Borland points to videos of Obama that the DNC produced during the 2008 and 2012 conventions. Neither mentioned Hawaii, even though a number of the early shots of Obama in his youth were actually taken there. “It’s like they’re trying to airbrush a part of his history – and our history away,” she says.
“Other prospective donors are coming forward to say they couldn’t get the DNC’s sign-off on the film. They still don’t want to write the checks because they fear retribution,” she adds. “A lot of these people are currying favor with the White House and they’re afraid of getting shut out if they don’t toe the party line.”

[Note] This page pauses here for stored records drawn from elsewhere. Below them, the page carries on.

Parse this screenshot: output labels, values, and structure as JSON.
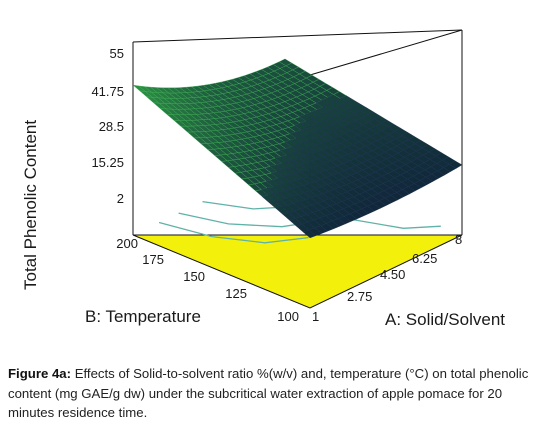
{
  "chart_data": {
    "type": "surface3d",
    "z_axis": {
      "label": "Total Phenolic Content",
      "ticks": [
        "55",
        "41.75",
        "28.5",
        "15.25",
        "2"
      ],
      "range": [
        2,
        55
      ]
    },
    "x_axis": {
      "label": "A: Solid/Solvent",
      "ticks": [
        "1",
        "2.75",
        "4.50",
        "6.25",
        "8"
      ],
      "range": [
        1,
        8
      ]
    },
    "y_axis": {
      "label": "B: Temperature",
      "ticks": [
        "100",
        "125",
        "150",
        "175",
        "200"
      ],
      "range": [
        100,
        200
      ]
    },
    "surface_corners": {
      "x1_y200": 43,
      "x8_y200": 26,
      "x1_y100": 14,
      "x8_y100": 14
    },
    "colors": {
      "surface_high": "#2f9a45",
      "surface_low": "#0c1838",
      "contour_plane": "#f3f00c",
      "contour_lines": "#5fb2a7"
    }
  },
  "caption": {
    "label": "Figure 4a:",
    "text": "Effects of Solid-to-solvent ratio %(w/v) and, temperature (°C) on total phenolic content (mg GAE/g dw) under the subcritical water extraction of apple pomace for 20 minutes residence time."
  }
}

President Obama himself knows about her film, Borland says. Last October, a month before the 2012 election, Jack McAdoo, an old Obama chum who appears on camera in the film, had a private audience with the president after a political event in Tampa. McAdoo handed Obama a preliminary DVD version of Borland’s film. The president promised to take a look.
Borland doubts that Obama actually knew about the DNC’s campaign to stop her film. She suspects that a top White House aide – senior adviser David Axelrod, perhaps — or former Virginia governor (now U.S. Senator) Tim Kaine, an Obama loyalist who headed the DNC from 2008 through 2011, might have put pressure on prospective donors like Griffin to stop. Kaine’s office could not be reached for comment.
Opposition from the DNC has certainly cost Borland financially. She’s made 15 trips to eight states to track down and interview key sources. And without major donor funding, she’s spent $400,000 of her own money, which has drained her deceased parents’ small estate. But she says she’s not angry, just more determined than ever to complete the film. At this point, with so much invested, it’s become a pure labor of love.
“The DNC didn’t have to support me, if it didn’t want to,” Borland says matter-of-factly. “But it’s disturbing that people so close to the president don’t seem to appreciate the role of a free and independent media. You know, I voted for Obama. I’m not the enemy.”